Carbon credits are issued to operators of projects that either reduce or abate GHG emissions. There are many carbon credit schemes around the world, and usually one carbon credit is issued per tonne of emissions reduction or abatement brought about by the relevant project. Project types include, for example, planting trees in areas that have previously been deforested, conservation of trees that may otherwise have been cut down, and projects that reduce the amount of methane emitted from landfill sites.

An essential component of carbon credit schemes is the concept of additionality. That is, carbon credit schemes are designed to incentivise the reduction or abatement of GHG emissions that would not have occurred in the absence of the relevant scheme. In other words, if the schemes work properly, carbon credits should not be issued for reduction or abatement activities that were already taking place or would take place even if they did not attract carbon credits. For carbon credit schemes to be effective at bringing about actual reduction in GHG emissions, integrity in this regard is crucial.

Carbon credit schemes are designed to incentivise reduction and abatement activities because of the value that attaches to carbon credits. Project operators make money by selling the carbon credits they generate to companies seeking to offset their actual emissions. Once a given carbon credit is used to offset emissions, it is ‘retired’ or ‘surrendered’. That is, the same carbon credit cannot be used multiple times.

ACCUs are issued by the Australian Government Clean Energy Regulator (CER).  Whilst Australian-listed companies can use carbon credits issued under various schemes, including international schemes, to offset their actual emissions, any company required to offset emissions because they have exceeded their baseline under the CER’s Safeguard Mechanism must use ACCUs for that purpose. Because of this, and because many Australian-listed companies use ACCUs to maintain a carbon-neutral status, the effectiveness of the ACCU scheme is vital to Australia’s national climate change targets.

Are ACCUs accurate?

There is a growing body of criticism regarding the integrity of the ACCU scheme. This criticism relates to the possibility that a substantial number of issued ACCUs relate to projects that do not satisfy the additionality requirement. Partly because of this criticism, the Australian Government recently announced that an independent panel will review the integrity of ACCUs, as it wants to “make sure it remains a strong and credible scheme supported by participants, purchasers and the broader community”.

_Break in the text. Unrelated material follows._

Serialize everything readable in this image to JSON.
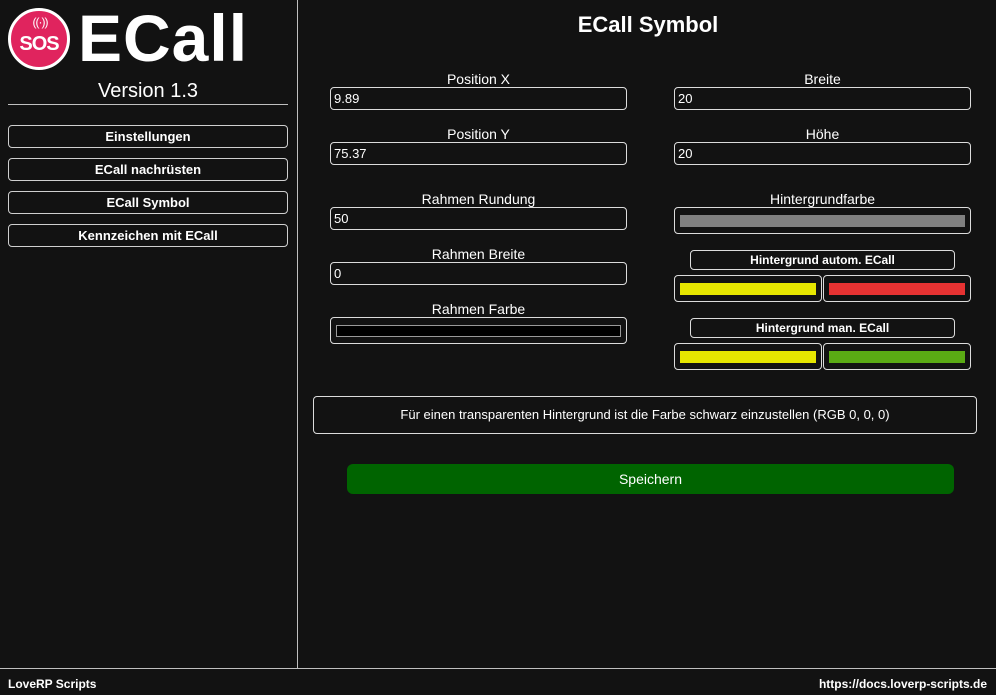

A potential lack of integrity in the ACCU scheme has broad and serious implications. For example, companies using ACCUs to offset their GHG emissions may place reliance on the CER’s ACCUs and expect that the underlying projects have resulted in the actual additional abatement of GHG emissions such that their actual emissions are effectively ‘cancelled out’. In turn, shareholders may be affected as this information impacts companies’ ESG credentials and feeds into share prices.

It is possible that many of the integrity concerns relating to the ACCU scheme could be addressed by increased transparency regarding the emission-reduction potential of underlying projects. It may, however, also be necessary for more stringent registration requirements to be implemented to ensure that those projects bring about additional emissions reduction. Either way, increased transparency and availability of information within the scheme generally would enable buyers (e.g. companies) to better assess the quality of ACCUs and for the market to therefore be better informed about their ESG credentials. Increased transparency and information on project structure would enable buyers to assess ACCU quality more accurately.

Carbon credits and Allan Gray Australia

Allan Gray Australia has previously used carbon credits to offset our own emissions and we plan to do so in future. We are currently investigating ways in which we can better ensure the integrity of the carbon credits on which we rely. We are also considering how we can positively contribute to the formal review into the ACCU scheme, as we believe that the financial services sector is also arguably one of the best placed sectors to agitate for relevant policy changes.